6 of 6 people found the following review helpful:
5.0 out of 5 stars
Way ahead of it's time, but it swings, too,
By ccex - Published on Amazon.com
This review is from: Reflections:Steve (Audio CD)
This was the very first Thelonious Monk tribute album, recorded at least 20 years before jazz musicians found it fashionable to play Monk tributes. It also brings the soprano sax back to the forefront, after the death of Sidney Bechet, and before John Coltrane mastered it. Elvin Jones, Buell Niedlinger, and Mal Waldron make the perfect rhythm section for this project. What I admire most about this is Steve Lacy's insistence to explore some of the trickiest and more overlooked Monk compositions. I'll listen to any version of "Skippy" and "Four In One" I can find
3 of 3 people found the following review helpful:
5.0 out of 5 stars
Lacy does with a horn what Monk does with a keyboard,
By Matthew Watters - Published on Amazon.com
This review is from: Reflections:Steve (Audio CD)

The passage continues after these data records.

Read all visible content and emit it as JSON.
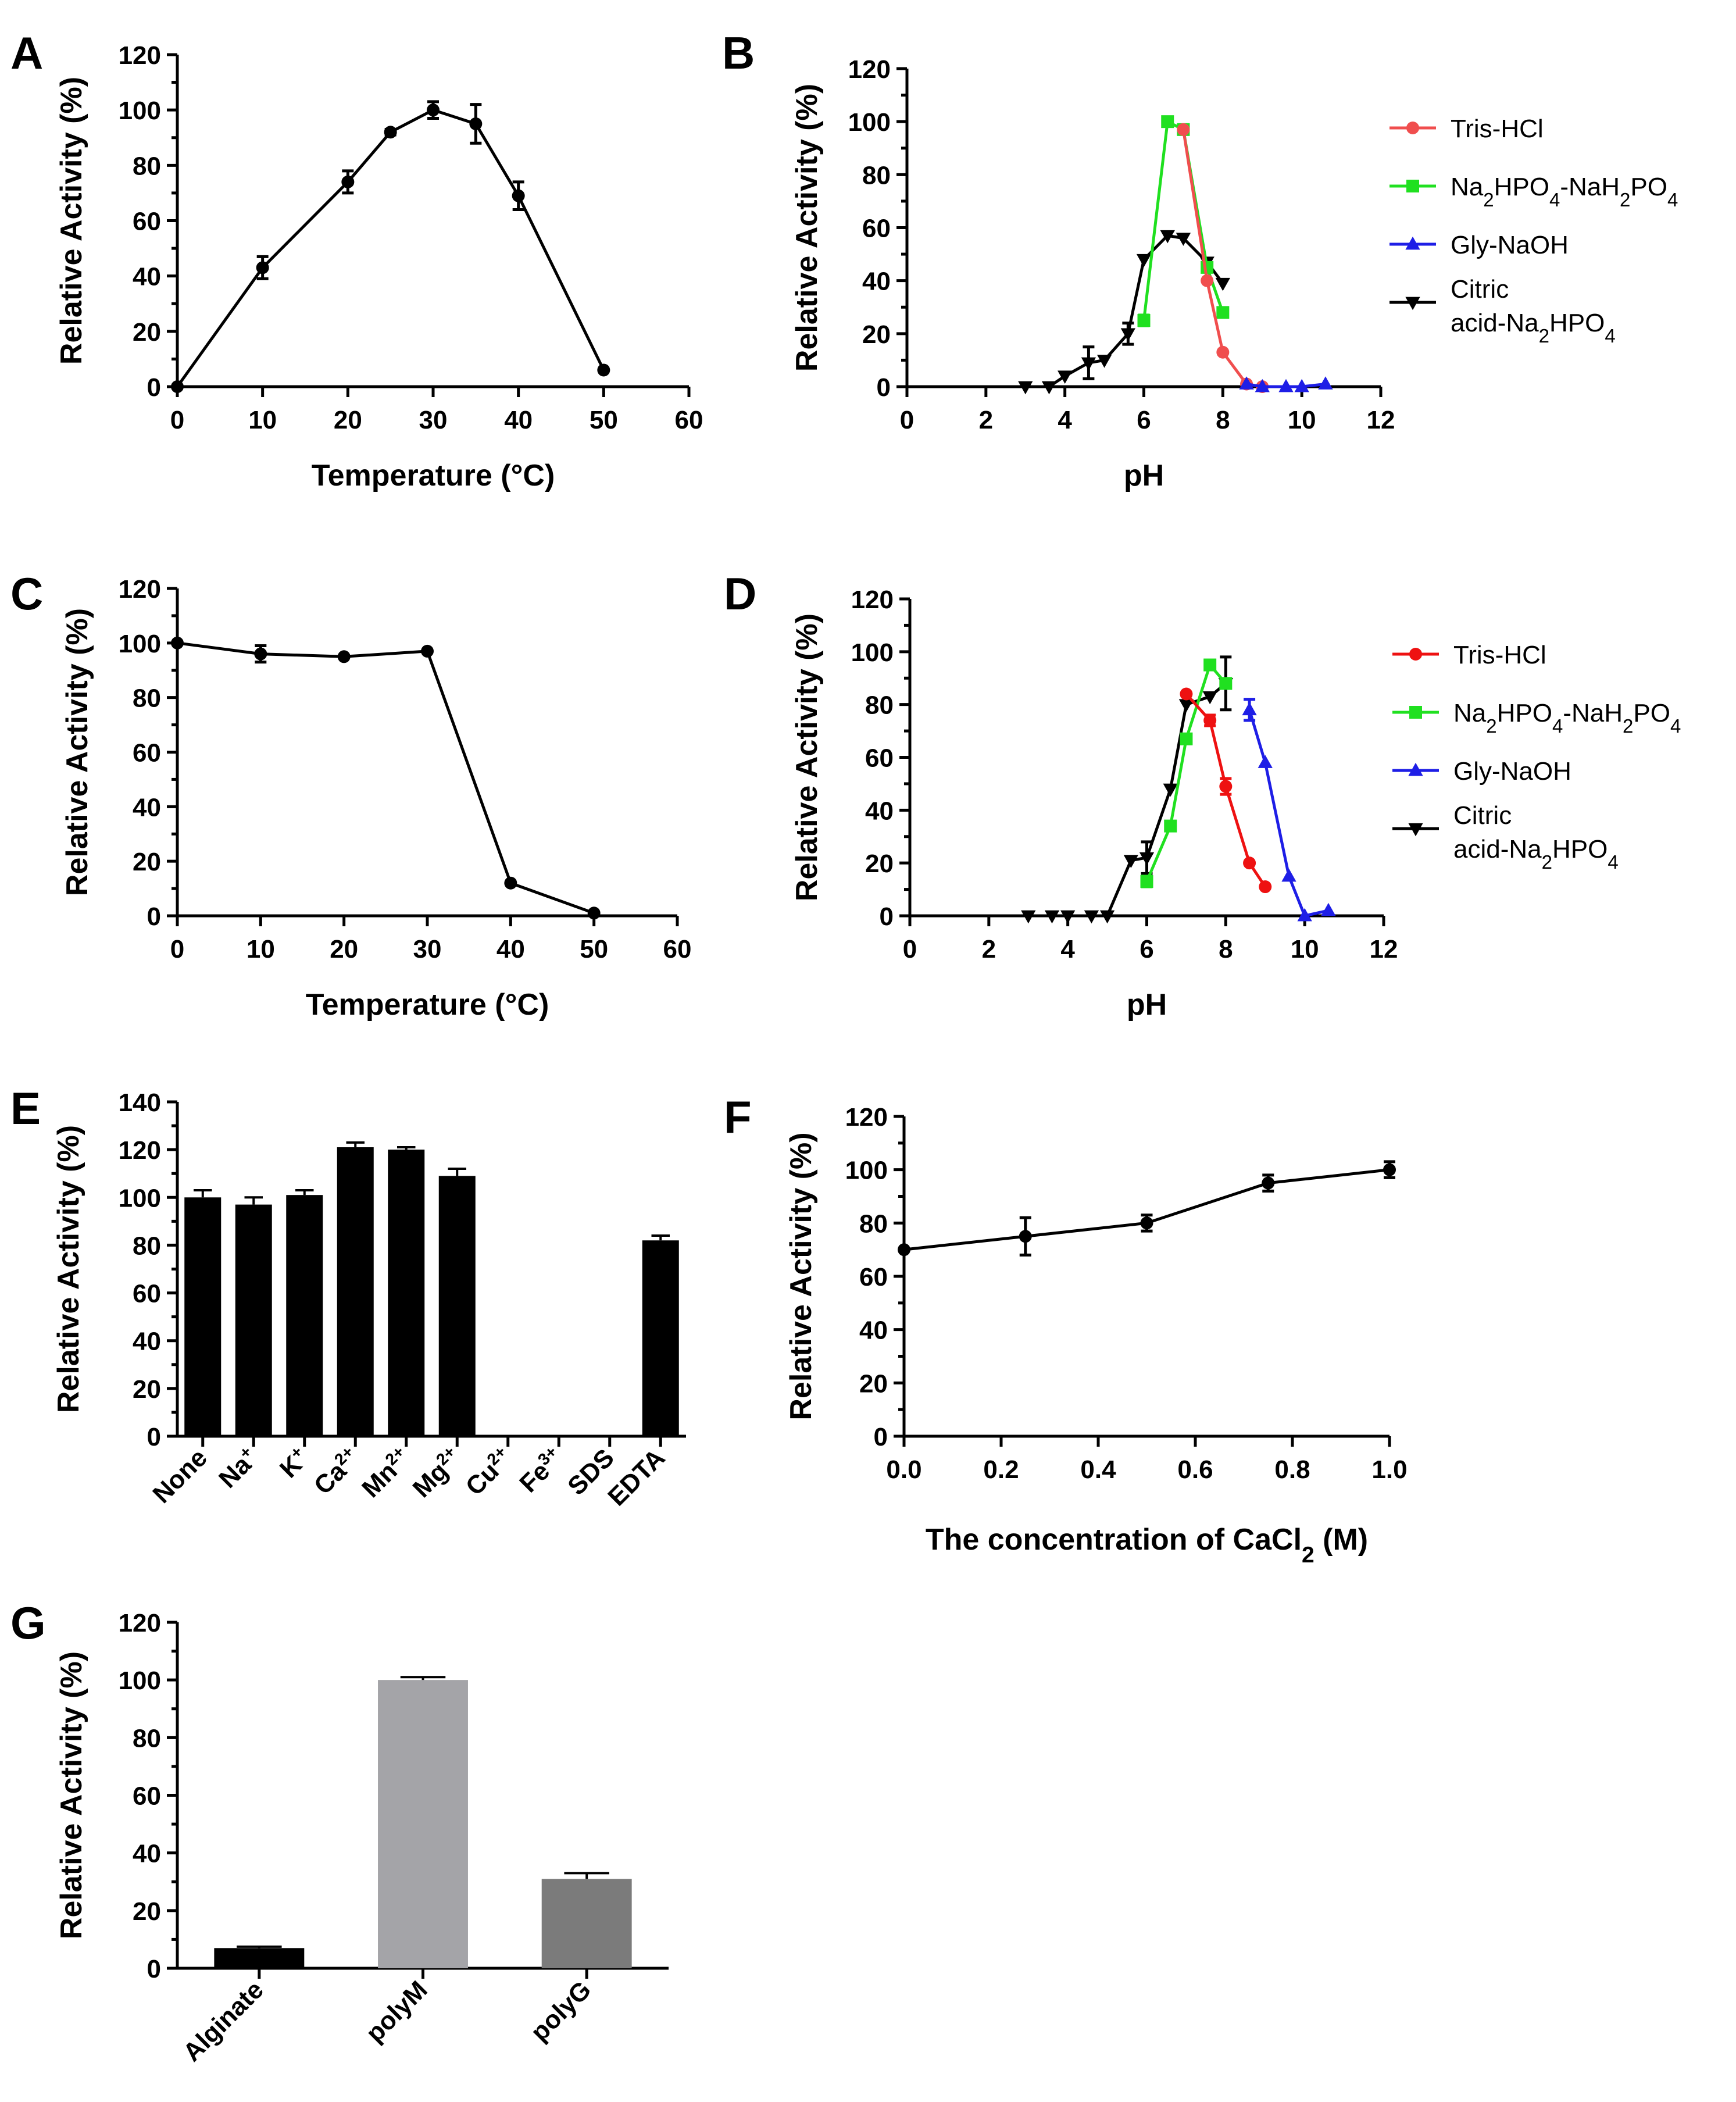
{
  "figure": {
    "panels": [
      "A",
      "B",
      "C",
      "D",
      "E",
      "F",
      "G"
    ]
  },
  "chart_data": [
    {
      "id": "A",
      "type": "line",
      "panel_label": "A",
      "xlabel": "Temperature (°C)",
      "ylabel": "Relative Activity (%)",
      "xlim": [
        0,
        60
      ],
      "ylim": [
        0,
        120
      ],
      "xticks": [
        0,
        10,
        20,
        30,
        40,
        50,
        60
      ],
      "yticks": [
        0,
        20,
        40,
        60,
        80,
        100,
        120
      ],
      "series": [
        {
          "name": "",
          "color": "#000000",
          "marker": "circle",
          "x": [
            0,
            10,
            20,
            25,
            30,
            35,
            40,
            50
          ],
          "y": [
            0,
            43,
            74,
            92,
            100,
            95,
            69,
            6
          ],
          "err": [
            0,
            4,
            4,
            1,
            3,
            7,
            5,
            0
          ]
        }
      ]
    },
    {
      "id": "B",
      "type": "line",
      "panel_label": "B",
      "xlabel": "pH",
      "ylabel": "Relative Activity (%)",
      "xlim": [
        0,
        12
      ],
      "ylim": [
        0,
        120
      ],
      "xticks": [
        0,
        2,
        4,
        6,
        8,
        10,
        12
      ],
      "yticks": [
        0,
        20,
        40,
        60,
        80,
        100,
        120
      ],
      "legend": [
        {
          "label": "Tris-HCl",
          "color": "#f04e4e",
          "marker": "circle"
        },
        {
          "label": "Na2HPO4-NaH2PO4",
          "color": "#20e020",
          "marker": "square"
        },
        {
          "label": "Gly-NaOH",
          "color": "#1e1ee6",
          "marker": "triangle-up"
        },
        {
          "label": "Citric acid-Na2HPO4",
          "color": "#000000",
          "marker": "triangle-down"
        }
      ],
      "series": [
        {
          "name": "Citric acid-Na2HPO4",
          "color": "#000000",
          "marker": "triangle-down",
          "x": [
            3.0,
            3.6,
            4.0,
            4.6,
            5.0,
            5.6,
            6.0,
            6.6,
            7.0,
            7.6,
            8.0
          ],
          "y": [
            0,
            0,
            4,
            9,
            10,
            20,
            48,
            57,
            56,
            47,
            39
          ],
          "err": [
            0,
            0,
            0,
            6,
            0,
            4,
            0,
            0,
            0,
            0,
            0
          ]
        },
        {
          "name": "Na2HPO4-NaH2PO4",
          "color": "#20e020",
          "marker": "square",
          "x": [
            6.0,
            6.6,
            7.0,
            7.6,
            8.0
          ],
          "y": [
            25,
            100,
            97,
            45,
            28
          ],
          "err": [
            2,
            0,
            0,
            0,
            0
          ]
        },
        {
          "name": "Tris-HCl",
          "color": "#f04e4e",
          "marker": "circle",
          "x": [
            7.0,
            7.6,
            8.0,
            8.6,
            9.0
          ],
          "y": [
            97,
            40,
            13,
            1,
            0
          ],
          "err": [
            0,
            0,
            0,
            0,
            0
          ]
        },
        {
          "name": "Gly-NaOH",
          "color": "#1e1ee6",
          "marker": "triangle-up",
          "x": [
            8.6,
            9.0,
            9.6,
            10.0,
            10.6
          ],
          "y": [
            1,
            0,
            0,
            0,
            1
          ],
          "err": [
            0,
            0,
            0,
            0,
            0
          ]
        }
      ]
    },
    {
      "id": "C",
      "type": "line",
      "panel_label": "C",
      "xlabel": "Temperature (°C)",
      "ylabel": "Relative Activity (%)",
      "xlim": [
        0,
        60
      ],
      "ylim": [
        0,
        120
      ],
      "xticks": [
        0,
        10,
        20,
        30,
        40,
        50,
        60
      ],
      "yticks": [
        0,
        20,
        40,
        60,
        80,
        100,
        120
      ],
      "series": [
        {
          "name": "",
          "color": "#000000",
          "marker": "circle",
          "x": [
            0,
            10,
            20,
            30,
            40,
            50
          ],
          "y": [
            100,
            96,
            95,
            97,
            12,
            1
          ],
          "err": [
            0,
            3,
            0,
            0,
            0,
            0
          ]
        }
      ]
    },
    {
      "id": "D",
      "type": "line",
      "panel_label": "D",
      "xlabel": "pH",
      "ylabel": "Relative Activity (%)",
      "xlim": [
        0,
        12
      ],
      "ylim": [
        0,
        120
      ],
      "xticks": [
        0,
        2,
        4,
        6,
        8,
        10,
        12
      ],
      "yticks": [
        0,
        20,
        40,
        60,
        80,
        100,
        120
      ],
      "legend": [
        {
          "label": "Tris-HCl",
          "color": "#ee1111",
          "marker": "circle"
        },
        {
          "label": "Na2HPO4-NaH2PO4",
          "color": "#20e020",
          "marker": "square"
        },
        {
          "label": "Gly-NaOH",
          "color": "#1e1ee6",
          "marker": "triangle-up"
        },
        {
          "label": "Citric acid-Na2HPO4",
          "color": "#000000",
          "marker": "triangle-down"
        }
      ],
      "series": [
        {
          "name": "Citric acid-Na2HPO4",
          "color": "#000000",
          "marker": "triangle-down",
          "x": [
            3.0,
            3.6,
            4.0,
            4.6,
            5.0,
            5.6,
            6.0,
            6.6,
            7.0,
            7.6,
            8.0
          ],
          "y": [
            0,
            0,
            0,
            0,
            0,
            21,
            22,
            48,
            80,
            83,
            88
          ],
          "err": [
            0,
            0,
            0,
            0,
            0,
            0,
            6,
            0,
            0,
            0,
            10
          ]
        },
        {
          "name": "Na2HPO4-NaH2PO4",
          "color": "#20e020",
          "marker": "square",
          "x": [
            6.0,
            6.6,
            7.0,
            7.6,
            8.0
          ],
          "y": [
            13,
            34,
            67,
            95,
            88
          ],
          "err": [
            2,
            0,
            0,
            0,
            0
          ]
        },
        {
          "name": "Tris-HCl",
          "color": "#ee1111",
          "marker": "circle",
          "x": [
            7.0,
            7.6,
            8.0,
            8.6,
            9.0
          ],
          "y": [
            84,
            74,
            49,
            20,
            11
          ],
          "err": [
            0,
            2,
            3,
            0,
            0
          ]
        },
        {
          "name": "Gly-NaOH",
          "color": "#1e1ee6",
          "marker": "triangle-up",
          "x": [
            8.6,
            9.0,
            9.6,
            10.0,
            10.6
          ],
          "y": [
            78,
            58,
            15,
            0,
            2
          ],
          "err": [
            4,
            0,
            0,
            0,
            0
          ]
        }
      ]
    },
    {
      "id": "E",
      "type": "bar",
      "panel_label": "E",
      "xlabel": "",
      "ylabel": "Relative Activity (%)",
      "ylim": [
        0,
        140
      ],
      "yticks": [
        0,
        20,
        40,
        60,
        80,
        100,
        120,
        140
      ],
      "categories": [
        {
          "base": "None",
          "sup": ""
        },
        {
          "base": "Na",
          "sup": "+"
        },
        {
          "base": "K",
          "sup": "+"
        },
        {
          "base": "Ca",
          "sup": "2+"
        },
        {
          "base": "Mn",
          "sup": "2+"
        },
        {
          "base": "Mg",
          "sup": "2+"
        },
        {
          "base": "Cu",
          "sup": "2+"
        },
        {
          "base": "Fe",
          "sup": "3+"
        },
        {
          "base": "SDS",
          "sup": ""
        },
        {
          "base": "EDTA",
          "sup": ""
        }
      ],
      "values": [
        100,
        97,
        101,
        121,
        120,
        109,
        0,
        0,
        0,
        82
      ],
      "err": [
        3,
        3,
        2,
        2,
        1,
        3,
        0,
        0,
        0,
        2
      ],
      "colors": [
        "#000000",
        "#000000",
        "#000000",
        "#000000",
        "#000000",
        "#000000",
        "#000000",
        "#000000",
        "#000000",
        "#000000"
      ]
    },
    {
      "id": "F",
      "type": "line",
      "panel_label": "F",
      "xlabel": "The concentration of CaCl2 (M)",
      "ylabel": "Relative Activity (%)",
      "xlim": [
        0,
        1.0
      ],
      "ylim": [
        0,
        120
      ],
      "xticks": [
        "0.0",
        "0.2",
        "0.4",
        "0.6",
        "0.8",
        "1.0"
      ],
      "yticks": [
        0,
        20,
        40,
        60,
        80,
        100,
        120
      ],
      "series": [
        {
          "name": "",
          "color": "#000000",
          "marker": "circle",
          "x": [
            0,
            0.25,
            0.5,
            0.75,
            1.0
          ],
          "y": [
            70,
            75,
            80,
            95,
            100
          ],
          "err": [
            0,
            7,
            3,
            3,
            3
          ]
        }
      ]
    },
    {
      "id": "G",
      "type": "bar",
      "panel_label": "G",
      "xlabel": "",
      "ylabel": "Relative Activity (%)",
      "ylim": [
        0,
        120
      ],
      "yticks": [
        0,
        20,
        40,
        60,
        80,
        100,
        120
      ],
      "categories": [
        {
          "base": "Alginate",
          "sup": ""
        },
        {
          "base": "polyM",
          "sup": ""
        },
        {
          "base": "polyG",
          "sup": ""
        }
      ],
      "values": [
        7,
        100,
        31
      ],
      "err": [
        0.5,
        1,
        2
      ],
      "colors": [
        "#000000",
        "#a4a4a8",
        "#7b7b7b"
      ]
    }
  ]
}
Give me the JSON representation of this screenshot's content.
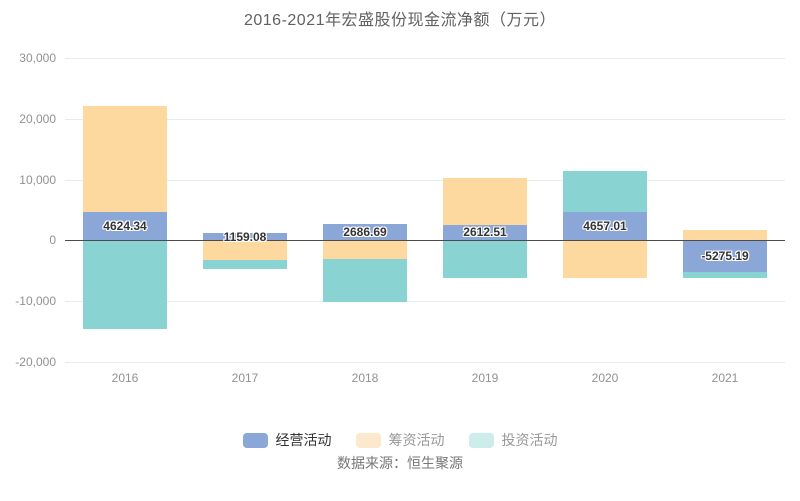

While echoing the comments of the other two reviewers, I would also note that what makes Lacy's Monk covers great is that he uses the horn to voice much of what Monk usually conveys with his piano. Lacy is that good: his playing encompasses all the rhythmic and harmonic 'quirks' that make Monk's piano-playing so endlessly fascinating. On this recording, that puts the always-fantastic Mal Waldron not in the role of replacing Monk's piano, but of serving as an additional solo voice, much like the horns in one of Monk's quartets. (And, like the puckery sound of Charlie Rouse, the tone of Lacy's soprano sax seems perfectly suited to 'doing' Monk.) If you think I'm coming out of left field with this mini-analysis, note that Lacy dropped the piano entirely for his next, mostly Monk, recording, the even-more-superb EVIDENCE with Don Cherry.